La mujer de dos dimensiones, preciosa y ostentosa de tal forma que yo no era capaz de
entender se quedó desde entonces en mi departamento. No entendía bien cómo
funcionaba eso, la podía ver escabullirse por rincones inhóspitos de perfil y me producía
un profundo miedo. La comida la atravesaba e iba a parar acaso a otra dimensión. No
había conocido jamás a alguien que hablará más de ropa, celebridades, conciertos,
nuevo maquillaje, gimnasios, joyas y toda esa actual forma de observar la vida. Por mi
parte, me quedaba abstraído por su innegable belleza mientras me explicaba, por
ejemplo, cómo funcionaba el mundo de la moda y como Lady Gaga había sido una
visionaria.
….
Un día desperté y ya habían pasado nueves meses desde que ella había entrado en mi
casa. Dormir no me significaba un problema, pues le pedía que se pusiera de costado y
era sumamente sencillo soportarla. Cuando hacíamos el amor el efecto era algo parecido
al de la comida. Jamás entendí y me negué incontables veces a meter mi lengua allá
abajo, pues una cosa es perder algo y la otra distinta perder la otra cosa. Se entiende a
envidiable perfección.
Arreglamos nuestro matrimonio dentro de dos meses más, los cuáles se fueron volando
como se pasa el tiempo cuando lees Poemas Humanos.
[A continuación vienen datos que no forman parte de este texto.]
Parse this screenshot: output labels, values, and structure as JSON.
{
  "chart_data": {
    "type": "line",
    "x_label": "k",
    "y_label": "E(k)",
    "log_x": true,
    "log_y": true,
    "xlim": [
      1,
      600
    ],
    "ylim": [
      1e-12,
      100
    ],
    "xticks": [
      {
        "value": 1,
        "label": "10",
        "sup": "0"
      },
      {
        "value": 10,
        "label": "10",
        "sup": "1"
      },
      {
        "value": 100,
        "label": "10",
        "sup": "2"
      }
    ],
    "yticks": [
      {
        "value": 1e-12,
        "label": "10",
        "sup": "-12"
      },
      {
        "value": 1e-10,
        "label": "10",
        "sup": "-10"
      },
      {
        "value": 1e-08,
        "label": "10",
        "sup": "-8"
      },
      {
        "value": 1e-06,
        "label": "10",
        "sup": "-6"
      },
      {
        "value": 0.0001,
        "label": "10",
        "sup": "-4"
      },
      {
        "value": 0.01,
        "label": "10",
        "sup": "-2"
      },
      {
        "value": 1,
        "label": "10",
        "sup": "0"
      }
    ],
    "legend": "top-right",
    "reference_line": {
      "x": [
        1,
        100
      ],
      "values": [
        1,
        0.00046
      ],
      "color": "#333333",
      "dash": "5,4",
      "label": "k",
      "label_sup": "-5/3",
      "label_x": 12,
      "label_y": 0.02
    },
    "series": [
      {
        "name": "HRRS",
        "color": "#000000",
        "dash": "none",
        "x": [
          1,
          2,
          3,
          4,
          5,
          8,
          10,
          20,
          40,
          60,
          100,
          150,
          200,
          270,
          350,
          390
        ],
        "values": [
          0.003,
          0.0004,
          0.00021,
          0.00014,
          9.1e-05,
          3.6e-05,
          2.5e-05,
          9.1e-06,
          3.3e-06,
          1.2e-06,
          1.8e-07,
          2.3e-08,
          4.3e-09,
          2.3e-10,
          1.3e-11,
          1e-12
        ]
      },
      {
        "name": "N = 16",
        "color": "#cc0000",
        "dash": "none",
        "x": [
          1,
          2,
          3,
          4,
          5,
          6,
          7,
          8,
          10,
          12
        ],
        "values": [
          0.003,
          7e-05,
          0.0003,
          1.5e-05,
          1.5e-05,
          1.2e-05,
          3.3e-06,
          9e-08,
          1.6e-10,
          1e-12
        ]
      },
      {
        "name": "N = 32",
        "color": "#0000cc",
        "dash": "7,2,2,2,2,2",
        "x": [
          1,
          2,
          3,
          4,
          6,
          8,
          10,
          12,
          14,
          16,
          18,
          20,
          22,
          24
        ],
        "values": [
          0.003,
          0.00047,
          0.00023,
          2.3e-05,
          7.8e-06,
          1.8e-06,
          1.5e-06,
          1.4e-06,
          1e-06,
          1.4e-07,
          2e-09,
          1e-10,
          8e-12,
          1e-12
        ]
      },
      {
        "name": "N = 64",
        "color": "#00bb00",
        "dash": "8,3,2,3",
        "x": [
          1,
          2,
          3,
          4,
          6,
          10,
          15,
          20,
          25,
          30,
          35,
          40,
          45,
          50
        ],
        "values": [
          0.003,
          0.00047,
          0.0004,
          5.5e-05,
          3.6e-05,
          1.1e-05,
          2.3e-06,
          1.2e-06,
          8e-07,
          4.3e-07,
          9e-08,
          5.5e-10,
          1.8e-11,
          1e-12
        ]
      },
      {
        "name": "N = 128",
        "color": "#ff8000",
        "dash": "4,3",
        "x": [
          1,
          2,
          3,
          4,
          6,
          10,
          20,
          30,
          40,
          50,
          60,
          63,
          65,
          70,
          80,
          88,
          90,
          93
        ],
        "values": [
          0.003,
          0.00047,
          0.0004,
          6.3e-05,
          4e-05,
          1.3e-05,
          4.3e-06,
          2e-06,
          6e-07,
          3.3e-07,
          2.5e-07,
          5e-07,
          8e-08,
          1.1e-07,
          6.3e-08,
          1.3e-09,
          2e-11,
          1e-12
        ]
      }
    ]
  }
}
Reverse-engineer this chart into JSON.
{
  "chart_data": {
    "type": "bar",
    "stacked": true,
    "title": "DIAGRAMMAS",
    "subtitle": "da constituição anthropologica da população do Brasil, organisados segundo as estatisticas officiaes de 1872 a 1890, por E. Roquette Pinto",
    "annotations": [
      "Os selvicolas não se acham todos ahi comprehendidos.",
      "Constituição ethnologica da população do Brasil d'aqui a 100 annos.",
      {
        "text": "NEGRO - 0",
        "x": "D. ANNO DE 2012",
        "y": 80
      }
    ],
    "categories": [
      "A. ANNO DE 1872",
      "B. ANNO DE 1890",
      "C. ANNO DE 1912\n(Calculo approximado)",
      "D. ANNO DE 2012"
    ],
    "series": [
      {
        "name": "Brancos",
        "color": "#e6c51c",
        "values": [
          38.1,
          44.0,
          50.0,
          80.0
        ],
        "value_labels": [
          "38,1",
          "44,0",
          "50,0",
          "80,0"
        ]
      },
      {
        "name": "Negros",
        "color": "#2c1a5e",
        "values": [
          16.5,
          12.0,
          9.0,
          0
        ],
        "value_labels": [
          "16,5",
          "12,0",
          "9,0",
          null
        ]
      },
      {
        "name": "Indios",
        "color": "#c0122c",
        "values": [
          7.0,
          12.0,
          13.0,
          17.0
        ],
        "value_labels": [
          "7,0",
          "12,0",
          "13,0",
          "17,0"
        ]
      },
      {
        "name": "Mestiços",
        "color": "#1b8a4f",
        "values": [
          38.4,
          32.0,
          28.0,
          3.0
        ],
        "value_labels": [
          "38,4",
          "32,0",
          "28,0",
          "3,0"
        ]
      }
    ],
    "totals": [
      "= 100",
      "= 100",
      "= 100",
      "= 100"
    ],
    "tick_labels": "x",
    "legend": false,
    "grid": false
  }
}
Habíamos organizado el
matrimonio de tal forma de asegurar que mi trabajo sería capaz de pagarlo en 10 años
más. Y, además, invitamos a las celebridades más faunescas del medio. Era la primera
boda entre seres que no pertenecen al mismo orden de dimensiones. Me veía feliz.
Asistiría la televisión, daba entrevistas casi a diario, por celular, Facebook, en vivo y
acaso telepáticamente de ser posible. Los medios nos adoraban y mi vida se remitía a lo
que pasaba en internet y en la televisión, ni más, ni menos.
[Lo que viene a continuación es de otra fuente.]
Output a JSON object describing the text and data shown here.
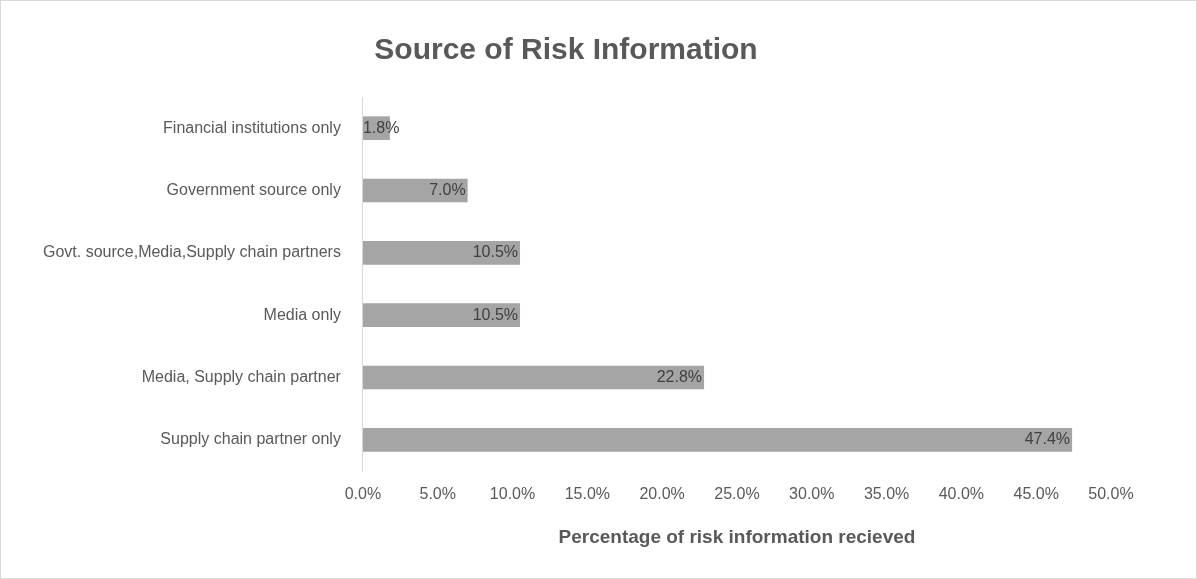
{
  "chart_data": {
    "type": "bar",
    "orientation": "horizontal",
    "title": "Source of Risk Information",
    "xlabel": "Percentage of risk information recieved",
    "categories": [
      "Financial institutions only",
      "Government source only",
      "Govt. source,Media,Supply chain partners",
      "Media only",
      "Media, Supply chain partner",
      "Supply chain partner only"
    ],
    "values": [
      1.8,
      7.0,
      10.5,
      10.5,
      22.8,
      47.4
    ],
    "value_labels": [
      "1.8%",
      "7.0%",
      "10.5%",
      "10.5%",
      "22.8%",
      "47.4%"
    ],
    "color": "#a5a5a5",
    "xlim": [
      0,
      50
    ],
    "xticks": [
      {
        "value": 0,
        "label": "0.0%"
      },
      {
        "value": 5,
        "label": "5.0%"
      },
      {
        "value": 10,
        "label": "10.0%"
      },
      {
        "value": 15,
        "label": "15.0%"
      },
      {
        "value": 20,
        "label": "20.0%"
      },
      {
        "value": 25,
        "label": "25.0%"
      },
      {
        "value": 30,
        "label": "30.0%"
      },
      {
        "value": 35,
        "label": "35.0%"
      },
      {
        "value": 40,
        "label": "40.0%"
      },
      {
        "value": 45,
        "label": "45.0%"
      },
      {
        "value": 50,
        "label": "50.0%"
      }
    ],
    "grid": false,
    "legend": false
  }
}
El día antes de nuestro matrimonio, la chica de dos dimensiones me dijo con total
lucidez que había conocido a un tipo de una dimensión. Me pidió que me pusiera en su
lugar. Algo así: “Imagina el boom que será que me case con Donnie (tipo de una
dimensión), todos nos amarán y, además, siendo sincera no nos quedaba mucho tiempo.
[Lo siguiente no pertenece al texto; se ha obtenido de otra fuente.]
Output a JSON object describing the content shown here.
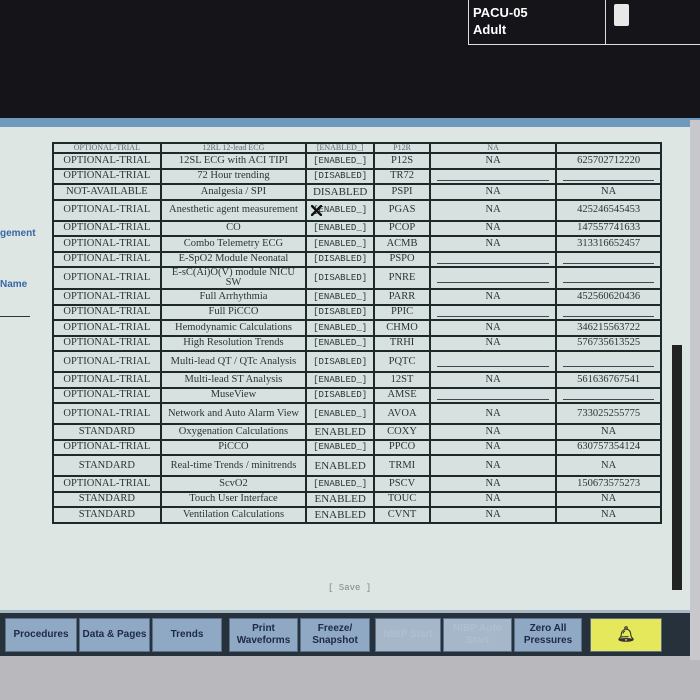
{
  "header": {
    "bed": "PACU-05",
    "patient_type": "Adult",
    "battery_icon": "battery-icon"
  },
  "side_labels": {
    "management": "gement",
    "name": "Name"
  },
  "table": {
    "partial_row": [
      "OPTIONAL-TRIAL",
      "12RL 12-lead ECG",
      "[ENABLED_]",
      "P12R",
      "NA",
      ""
    ],
    "rows": [
      {
        "status": "OPTIONAL-TRIAL",
        "feature": "12SL ECG with ACI TIPI",
        "state": "[ENABLED_]",
        "code": "P12S",
        "col5": "NA",
        "key": "625702712220"
      },
      {
        "status": "OPTIONAL-TRIAL",
        "feature": "72 Hour trending",
        "state": "[DISABLED]",
        "code": "TR72",
        "col5": "",
        "key": ""
      },
      {
        "status": "NOT-AVAILABLE",
        "feature": "Analgesia / SPI",
        "state": "DISABLED",
        "code": "PSPI",
        "col5": "NA",
        "key": "NA"
      },
      {
        "status": "OPTIONAL-TRIAL",
        "feature": "Anesthetic agent measurement",
        "state": "[ENABLED_]",
        "code": "PGAS",
        "col5": "NA",
        "key": "425246545453"
      },
      {
        "status": "OPTIONAL-TRIAL",
        "feature": "CO",
        "state": "[ENABLED_]",
        "code": "PCOP",
        "col5": "NA",
        "key": "147557741633"
      },
      {
        "status": "OPTIONAL-TRIAL",
        "feature": "Combo Telemetry ECG",
        "state": "[ENABLED_]",
        "code": "ACMB",
        "col5": "NA",
        "key": "313316652457"
      },
      {
        "status": "OPTIONAL-TRIAL",
        "feature": "E-SpO2 Module Neonatal",
        "state": "[DISABLED]",
        "code": "PSPO",
        "col5": "",
        "key": ""
      },
      {
        "status": "OPTIONAL-TRIAL",
        "feature": "E-sC(Ai)O(V) module NICU SW",
        "state": "[DISABLED]",
        "code": "PNRE",
        "col5": "",
        "key": ""
      },
      {
        "status": "OPTIONAL-TRIAL",
        "feature": "Full Arrhythmia",
        "state": "[ENABLED_]",
        "code": "PARR",
        "col5": "NA",
        "key": "452560620436"
      },
      {
        "status": "OPTIONAL-TRIAL",
        "feature": "Full PiCCO",
        "state": "[DISABLED]",
        "code": "PPIC",
        "col5": "",
        "key": ""
      },
      {
        "status": "OPTIONAL-TRIAL",
        "feature": "Hemodynamic Calculations",
        "state": "[ENABLED_]",
        "code": "CHMO",
        "col5": "NA",
        "key": "346215563722"
      },
      {
        "status": "OPTIONAL-TRIAL",
        "feature": "High Resolution Trends",
        "state": "[ENABLED_]",
        "code": "TRHI",
        "col5": "NA",
        "key": "576735613525"
      },
      {
        "status": "OPTIONAL-TRIAL",
        "feature": "Multi-lead QT / QTc Analysis",
        "state": "[DISABLED]",
        "code": "PQTC",
        "col5": "",
        "key": ""
      },
      {
        "status": "OPTIONAL-TRIAL",
        "feature": "Multi-lead ST Analysis",
        "state": "[ENABLED_]",
        "code": "12ST",
        "col5": "NA",
        "key": "561636767541"
      },
      {
        "status": "OPTIONAL-TRIAL",
        "feature": "MuseView",
        "state": "[DISABLED]",
        "code": "AMSE",
        "col5": "",
        "key": ""
      },
      {
        "status": "OPTIONAL-TRIAL",
        "feature": "Network and Auto Alarm View",
        "state": "[ENABLED_]",
        "code": "AVOA",
        "col5": "NA",
        "key": "733025255775"
      },
      {
        "status": "STANDARD",
        "feature": "Oxygenation Calculations",
        "state": "ENABLED",
        "code": "COXY",
        "col5": "NA",
        "key": "NA"
      },
      {
        "status": "OPTIONAL-TRIAL",
        "feature": "PiCCO",
        "state": "[ENABLED_]",
        "code": "PPCO",
        "col5": "NA",
        "key": "630757354124"
      },
      {
        "status": "STANDARD",
        "feature": "Real-time Trends / minitrends",
        "state": "ENABLED",
        "code": "TRMI",
        "col5": "NA",
        "key": "NA"
      },
      {
        "status": "OPTIONAL-TRIAL",
        "feature": "ScvO2",
        "state": "[ENABLED_]",
        "code": "PSCV",
        "col5": "NA",
        "key": "150673575273"
      },
      {
        "status": "STANDARD",
        "feature": "Touch User Interface",
        "state": "ENABLED",
        "code": "TOUC",
        "col5": "NA",
        "key": "NA"
      },
      {
        "status": "STANDARD",
        "feature": "Ventilation Calculations",
        "state": "ENABLED",
        "code": "CVNT",
        "col5": "NA",
        "key": "NA"
      }
    ]
  },
  "save_label": "[ Save ]",
  "bottom_bar": {
    "procedures": "Procedures",
    "data_pages": "Data & Pages",
    "trends": "Trends",
    "print_waveforms": "Print Waveforms",
    "freeze_snapshot": "Freeze/ Snapshot",
    "nibp_start": "NIBP Start",
    "nibp_auto_start": "NIBP Auto Start",
    "zero_all_pressures": "Zero All Pressures",
    "alarm_icon": "bell-alarm-icon",
    "alarm_color": "#e5e85a"
  }
}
Piensa que la boda es el final de todo el morbo periodístico y una vida de casada no está
hecha para mí. También, espero no te lo tomes a mal pero ya nos hemos acostado. Es un
tipo increíble en la cama”. Mi primera duda, bastante razonable (pienso ahora) fue que
cómo era posible eso de acostarse, de qué manera, qué forma, en definitiva nuevamente
había quedado sorprendido por esas cosas locas arrancadas de surrealidades perniciosas.
No pude hacer nada, ella se fue y me quedé en mi vigesimocuarto piso. Releí Poemas
Humanos frente al ventanal y al lado de mi triángulo isósceles.